Jamais autant de musiques, venues d’endroits négligés, voire méprisés, n’ont été aussi accessibles. À mesure que cette expansion s’accélère, on n’a jamais eu autant besoin d’êtres humains pour filtrer, creuser et dénicher. Dans ce contexte, l’EP Prochaine Chèvre de la scène musicale lilloise a frappé dans le mille, s’imposant comme la trame sonore et distinguée du moment.
Figure de proue du mouvement trap en France, Gapman a récemment suscité l’engouement, né à partir du single “Trapalot”. Pour cause, son flow distinctif ne souffre d’aucune paresse et encore moins d’audace. Avec DaFliky et Seka, ce sont sans doute ces athlètes les plus à cheval sur la novation de ce genre où pleut, pêle-mêle, des “trap”, “cash”, “dope” tombé de nulle part.
A chaque morceau suffit sa propre histoire, sa propre ambiance. Des relations tumultueuses à la survie, si le langage cru de l’artiste évoque des sujets sombres, il est également empreint de vie et de persévérance frappant à la porte du succès. Gapman offre de son dicton, un regard franc aux écho d’espoirs d’une génération qui a de toute évidence l’eau à la bouche.
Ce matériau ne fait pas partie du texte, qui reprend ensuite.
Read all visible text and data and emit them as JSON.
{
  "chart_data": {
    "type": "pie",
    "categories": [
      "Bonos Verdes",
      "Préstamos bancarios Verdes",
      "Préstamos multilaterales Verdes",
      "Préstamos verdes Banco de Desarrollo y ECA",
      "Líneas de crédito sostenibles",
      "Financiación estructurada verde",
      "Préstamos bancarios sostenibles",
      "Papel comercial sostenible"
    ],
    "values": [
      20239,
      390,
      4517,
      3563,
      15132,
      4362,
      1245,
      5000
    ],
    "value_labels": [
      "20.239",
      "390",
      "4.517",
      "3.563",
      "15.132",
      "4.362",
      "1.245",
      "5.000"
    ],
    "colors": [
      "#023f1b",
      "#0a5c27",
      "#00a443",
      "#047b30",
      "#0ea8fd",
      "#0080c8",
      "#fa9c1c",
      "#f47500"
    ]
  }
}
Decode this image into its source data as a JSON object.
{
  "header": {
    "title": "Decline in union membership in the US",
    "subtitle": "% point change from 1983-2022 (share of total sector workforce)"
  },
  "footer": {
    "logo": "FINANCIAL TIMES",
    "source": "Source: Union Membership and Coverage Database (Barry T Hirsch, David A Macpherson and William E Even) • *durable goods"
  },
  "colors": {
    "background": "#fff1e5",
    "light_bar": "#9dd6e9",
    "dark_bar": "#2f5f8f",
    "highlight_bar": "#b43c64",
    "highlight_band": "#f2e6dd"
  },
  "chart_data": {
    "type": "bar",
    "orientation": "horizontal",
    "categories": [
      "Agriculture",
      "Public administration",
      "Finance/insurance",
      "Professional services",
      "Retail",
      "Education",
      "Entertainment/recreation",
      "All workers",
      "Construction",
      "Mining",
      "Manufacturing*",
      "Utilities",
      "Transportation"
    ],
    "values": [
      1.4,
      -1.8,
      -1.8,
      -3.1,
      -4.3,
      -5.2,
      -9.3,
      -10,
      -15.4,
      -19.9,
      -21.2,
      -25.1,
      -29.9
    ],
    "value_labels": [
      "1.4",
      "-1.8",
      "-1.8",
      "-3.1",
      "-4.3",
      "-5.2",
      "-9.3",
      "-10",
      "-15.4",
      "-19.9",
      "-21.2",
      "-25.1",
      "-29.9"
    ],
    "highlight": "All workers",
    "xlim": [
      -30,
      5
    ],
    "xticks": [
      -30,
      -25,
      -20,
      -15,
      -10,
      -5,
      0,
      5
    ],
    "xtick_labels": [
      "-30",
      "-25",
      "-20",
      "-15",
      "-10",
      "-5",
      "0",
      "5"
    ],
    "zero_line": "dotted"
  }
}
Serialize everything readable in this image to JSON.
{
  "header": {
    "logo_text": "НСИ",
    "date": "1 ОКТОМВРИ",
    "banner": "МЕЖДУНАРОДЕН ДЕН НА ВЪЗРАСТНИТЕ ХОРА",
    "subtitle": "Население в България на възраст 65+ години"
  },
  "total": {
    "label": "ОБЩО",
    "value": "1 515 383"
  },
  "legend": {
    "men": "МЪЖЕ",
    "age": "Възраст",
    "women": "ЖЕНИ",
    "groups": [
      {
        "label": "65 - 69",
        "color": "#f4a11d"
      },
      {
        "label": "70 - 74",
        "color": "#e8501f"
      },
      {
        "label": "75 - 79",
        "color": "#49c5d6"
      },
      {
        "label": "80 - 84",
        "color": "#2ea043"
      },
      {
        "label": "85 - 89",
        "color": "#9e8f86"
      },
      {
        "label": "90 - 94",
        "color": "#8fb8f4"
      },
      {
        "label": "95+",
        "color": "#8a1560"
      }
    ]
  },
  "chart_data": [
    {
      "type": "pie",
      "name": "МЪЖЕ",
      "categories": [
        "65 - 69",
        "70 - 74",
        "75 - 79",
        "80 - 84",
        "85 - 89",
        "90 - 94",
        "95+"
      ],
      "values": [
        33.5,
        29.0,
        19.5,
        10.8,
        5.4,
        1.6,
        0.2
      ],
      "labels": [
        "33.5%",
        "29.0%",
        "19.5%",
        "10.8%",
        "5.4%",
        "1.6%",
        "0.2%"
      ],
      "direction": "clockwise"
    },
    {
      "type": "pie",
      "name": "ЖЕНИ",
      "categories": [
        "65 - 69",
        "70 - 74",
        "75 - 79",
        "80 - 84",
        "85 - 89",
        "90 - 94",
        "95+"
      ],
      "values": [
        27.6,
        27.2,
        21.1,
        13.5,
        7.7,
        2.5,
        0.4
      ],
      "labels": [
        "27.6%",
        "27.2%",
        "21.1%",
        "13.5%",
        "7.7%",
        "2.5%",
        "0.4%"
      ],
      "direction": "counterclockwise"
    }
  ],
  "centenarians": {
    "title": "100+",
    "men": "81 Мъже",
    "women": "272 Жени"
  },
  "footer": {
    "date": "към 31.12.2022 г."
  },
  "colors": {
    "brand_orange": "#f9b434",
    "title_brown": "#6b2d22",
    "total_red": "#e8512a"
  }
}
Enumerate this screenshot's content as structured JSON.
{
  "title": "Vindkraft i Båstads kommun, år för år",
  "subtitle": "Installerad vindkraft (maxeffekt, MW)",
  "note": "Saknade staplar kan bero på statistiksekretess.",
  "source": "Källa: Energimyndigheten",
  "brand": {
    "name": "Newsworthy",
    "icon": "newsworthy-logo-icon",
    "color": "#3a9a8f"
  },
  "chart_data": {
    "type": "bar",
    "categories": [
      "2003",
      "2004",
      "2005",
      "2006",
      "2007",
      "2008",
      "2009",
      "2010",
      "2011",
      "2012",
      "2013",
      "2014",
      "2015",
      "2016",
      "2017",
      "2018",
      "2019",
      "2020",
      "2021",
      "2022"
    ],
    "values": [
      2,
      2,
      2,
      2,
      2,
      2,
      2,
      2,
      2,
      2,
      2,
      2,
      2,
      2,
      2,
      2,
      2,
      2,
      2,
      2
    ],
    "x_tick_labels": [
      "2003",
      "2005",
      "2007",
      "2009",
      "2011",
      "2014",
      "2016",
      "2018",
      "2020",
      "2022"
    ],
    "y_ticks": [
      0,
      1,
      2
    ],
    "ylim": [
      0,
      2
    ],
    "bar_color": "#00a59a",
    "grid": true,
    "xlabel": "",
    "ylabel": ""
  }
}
Qu’elle soit marquée par la loyauté ou la trahison, cette aspiration à la réussite attise un désir presque exclusif : celui d’accéder à l’argent facile. A raison ou à tort, ici, le matérialisme célèbre le pouvoir de l’argent comme échappatoire à une vie vulnérable. Au bout du compte, une attitude orgueilleuse, une allure opulente, qui ne sait esquiver son regard de l’importance que son statut social représente. Plus communément, la frime.
Voilà donc l’essence de la trap, tout y est. Gapman trace sa voie dans cette industrie bâtissant ses propres ponts avec un style bercé par Atlanta. Les quartiers, la drogue, une réalité à laquelle certains tentent d’échapper. La musique en guise de bouée de sauvetage et l’engrenage est finalement lancé. Entouré de producteurs tels que Binks Beatz et Ikaz Boi, Prochaine Chèvre projette un rappeur qui émerge, se fait remarquer, mais surtout qui excelle.
Gapman prospère parmi ces vrais faux spécialistes de musique qui diffusent leurs coups de cœur d’Instagram à Twitter. Le grain de sable affolant l’algorithme autant que l’auditeur, c’est lui. Et pourtant, on ne peut que l’imaginer d’un air indifférent du genre à raconter : “C’était la musique et rien d’autre. C’était ça ou le piège”.
Prochaine Chèvre, disponible sur toute les plateformes depuis le 30 juin 2023.